Sovio Wines will go to the UK High Court next month to challenge a Food Standard Agency (FSA) ruling that banned its reduced alcohol wine.

A formal judicial review will take place on 9 February, Hampshire-based Sovio said this week.

The FSA ruled in 2007 that Sovio's 8% alcohol wine was illegal under EU law due to the 'spinning cone' method the company used to reduce the level of alcohol in the semi-sparkling wine.

An additional dispute concerns labelling and an EU ruling that a wine with less than 9% alcohol cannot be labelled as conventional wine.

Sovio said it has consulted with Trading Standards who gave written approval of the product and its labelling.
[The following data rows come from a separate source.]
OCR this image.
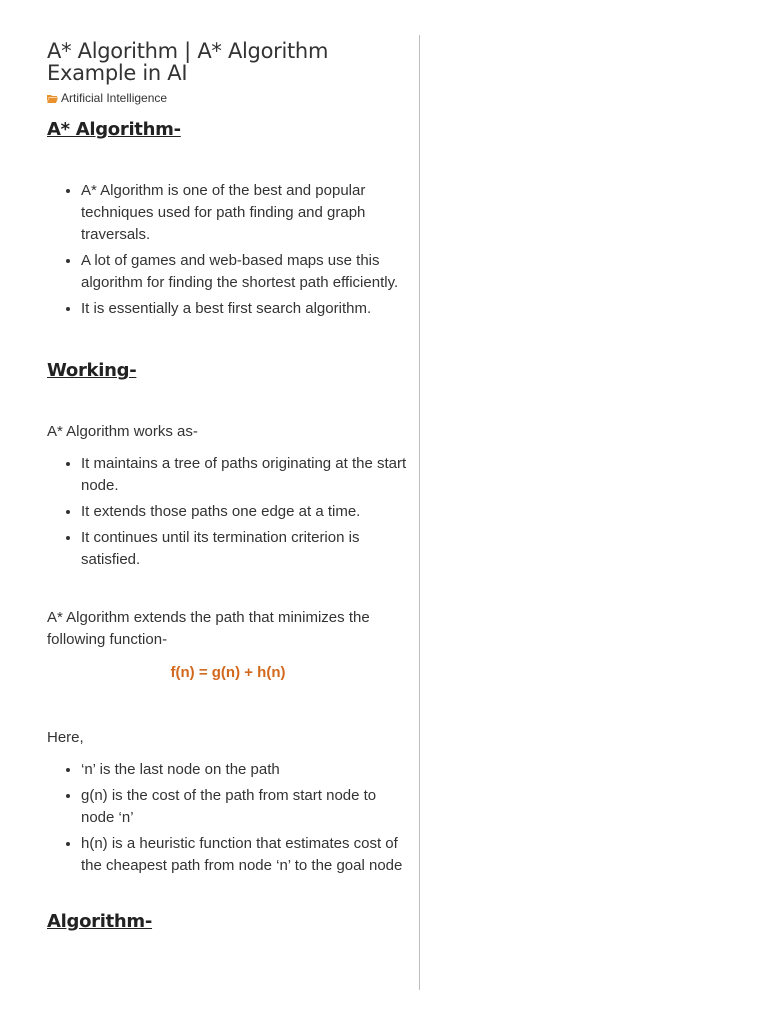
A* Algorithm | A* Algorithm Example in AI
Artificial Intelligence
A* Algorithm-
• A* Algorithm is one of the best and popular techniques used for path finding and graph traversals.
• A lot of games and web-based maps use this algorithm for finding the shortest path efficiently.
• It is essentially a best first search algorithm.
Working-

A* Algorithm works as-

• It maintains a tree of paths originating at the start node.
• It extends those paths one edge at a time.
• It continues until its termination criterion is satisfied.

A* Algorithm extends the path that minimizes the following function-

f(n) = g(n) + h(n)

Here,

• ‘n’ is the last node on the path
• g(n) is the cost of the path from start node to node ‘n’
• h(n) is a heuristic function that estimates cost of the cheapest path from node ‘n’ to the goal node
Algorithm-
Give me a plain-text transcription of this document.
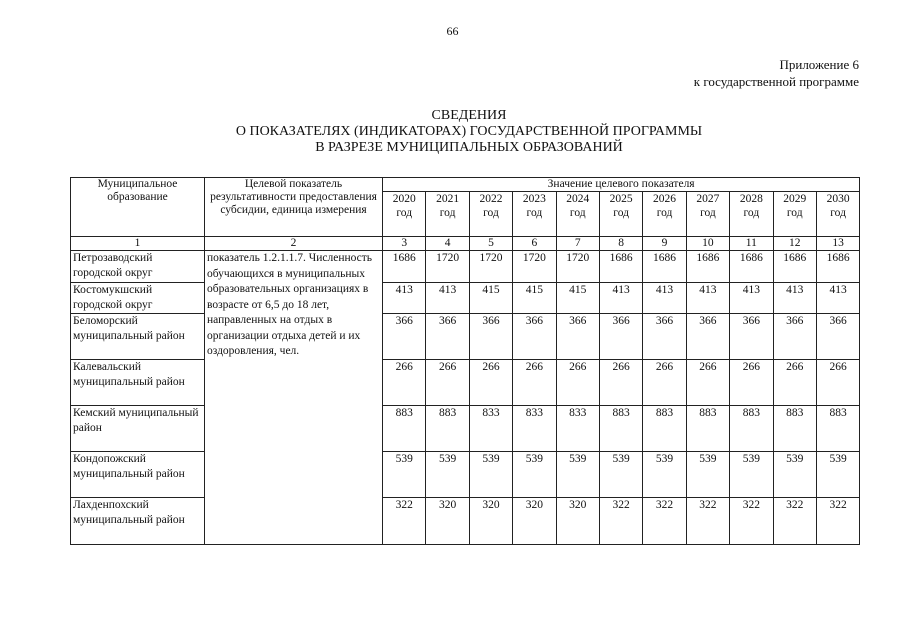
66
Приложение 6
к государственной программе
СВЕДЕНИЯ
О ПОКАЗАТЕЛЯХ (ИНДИКАТОРАХ) ГОСУДАРСТВЕННОЙ ПРОГРАММЫ
В РАЗРЕЗЕ МУНИЦИПАЛЬНЫХ ОБРАЗОВАНИЙ
Муниципальное образование	Целевой показатель результативности предоставления субсидии, единица измерения	Значение целевого показателя										
		2020 год	2021 год	2022 год	2023 год	2024 год	2025 год	2026 год	2027 год	2028 год	2029 год	2030 год
1	2	3	4	5	6	7	8	9	10	11	12	13
Петрозаводский городской округ	показатель 1.2.1.1.7. Численность обучающихся в муниципальных образовательных организациях в возрасте от 6,5 до 18 лет, направленных на отдых в организации отдыха детей и их оздоровления, чел.	1686	1720	1720	1720	1720	1686	1686	1686	1686	1686	1686
Костомукшский городской округ		413	413	415	415	415	413	413	413	413	413	413
Беломорский муниципальный район		366	366	366	366	366	366	366	366	366	366	366
Калевальский муниципальный район		266	266	266	266	266	266	266	266	266	266	266
Кемский муниципальный район		883	883	833	833	833	883	883	883	883	883	883
Кондопожский муниципальный район		539	539	539	539	539	539	539	539	539	539	539
Лахденпохский муниципальный район		322	320	320	320	320	322	322	322	322	322	322
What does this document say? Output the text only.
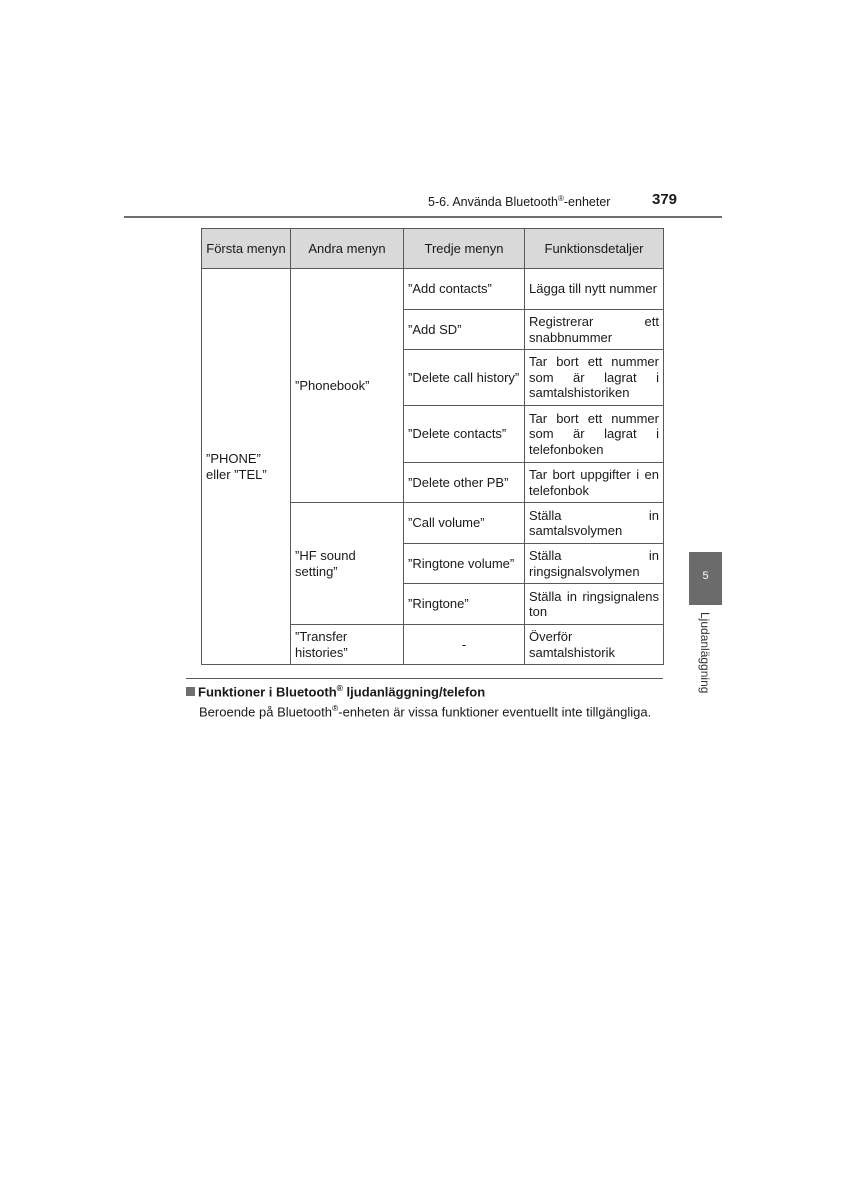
5-6. Använda Bluetooth®-enheter	379
5
Ljudanläggning
Första menyn	Andra menyn	Tredje menyn	Funktionsdetaljer
”PHONE” eller ”TEL”	”Phonebook”	”Add contacts”	Lägga till nytt nummer
		”Add SD”	Registrerar ett snabbnummer
		”Delete call history”	Tar bort ett nummer som är lagrat i samtalshistoriken
		”Delete contacts”	Tar bort ett nummer som är lagrat i telefonboken
		”Delete other PB”	Tar bort uppgifter i en telefonbok
	”HF sound setting”	”Call volume”	Ställa in samtalsvolymen
		”Ringtone volume”	Ställa in ringsignalsvolymen
		”Ringtone”	Ställa in ringsignalens ton
	”Transfer histories”	-	Överför samtalshistorik
Funktioner i Bluetooth® ljudanläggning/telefon
Beroende på Bluetooth®-enheten är vissa funktioner eventuellt inte tillgängliga.
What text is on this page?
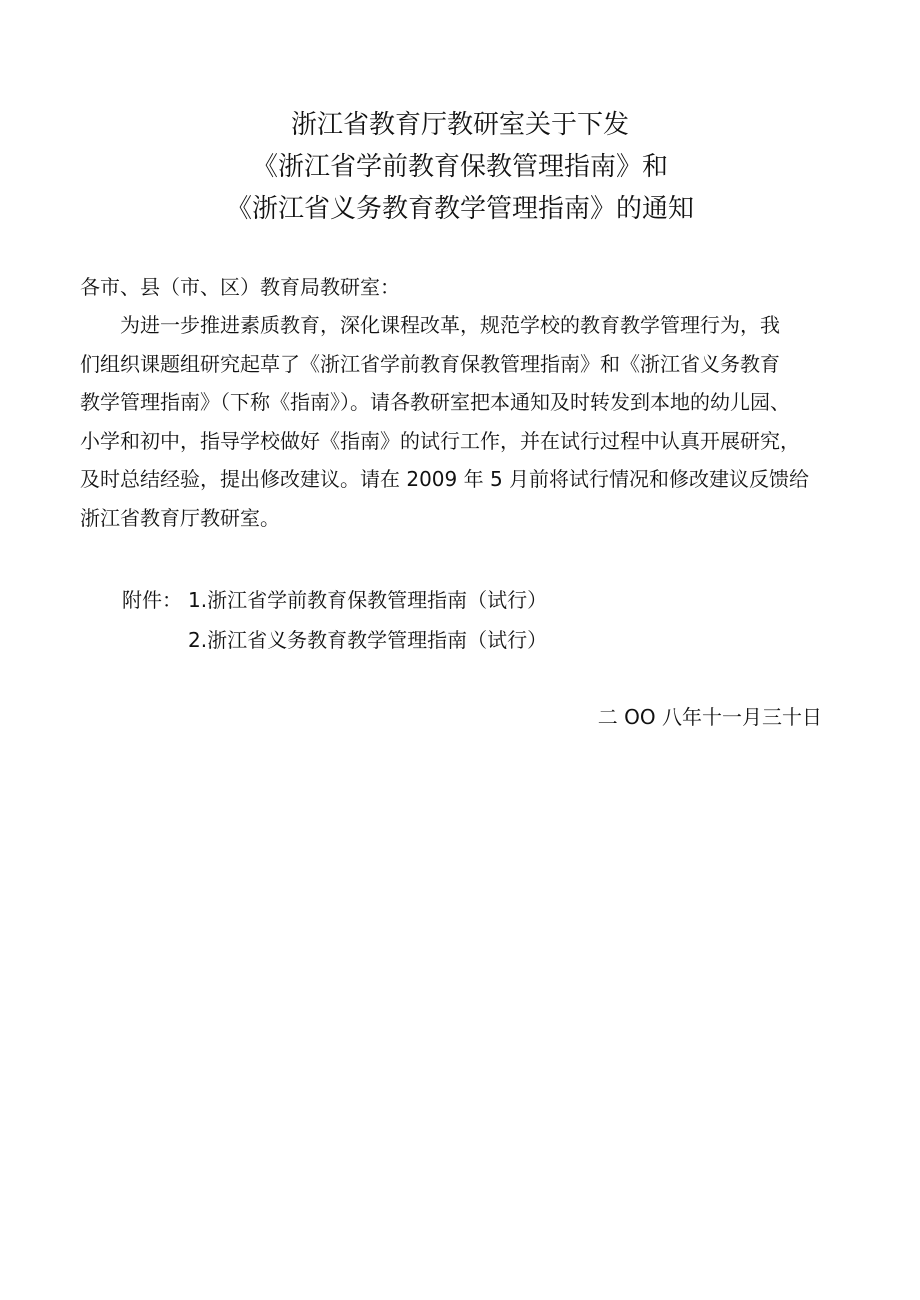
浙江省教育厅教研室关于下发
《浙江省学前教育保教管理指南》和
《浙江省义务教育教学管理指南》的通知
各市、县（市、区）教育局教研室：
为进一步推进素质教育，深化课程改革，规范学校的教育教学管理行为，我
们组织课题组研究起草了《浙江省学前教育保教管理指南》和《浙江省义务教育
教学管理指南》（下称《指南》）。请各教研室把本通知及时转发到本地的幼儿园、
小学和初中，指导学校做好《指南》的试行工作，并在试行过程中认真开展研究，
及时总结经验，提出修改建议。请在 2009 年 5 月前将试行情况和修改建议反馈给
浙江省教育厅教研室。
附件： 1.浙江省学前教育保教管理指南（试行）
2.浙江省义务教育教学管理指南（试行）
二 OO 八年十一月三十日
It said that the FSA's "conduct and attitudes" fly in the face of government measures to crack down on excessive drinking and the UK's booze culture. Not only that, says Sovio, but the FSA was just "plain wrong" in its interpretation of EU law.

If successful, Sovio could claim hundreds of thousands of pounds in damages.

"It's crazy that this product, which is pure undiluted premium wine, and combines total integrity of flavour with much lower alcohol content, is somehow illegal," said Tony Dann, chairman of Sovio Wines.

The original Sovio banned by the FSA was produced in Spain, but a new production batch, this time from California, is now on the shelves of Waitrose.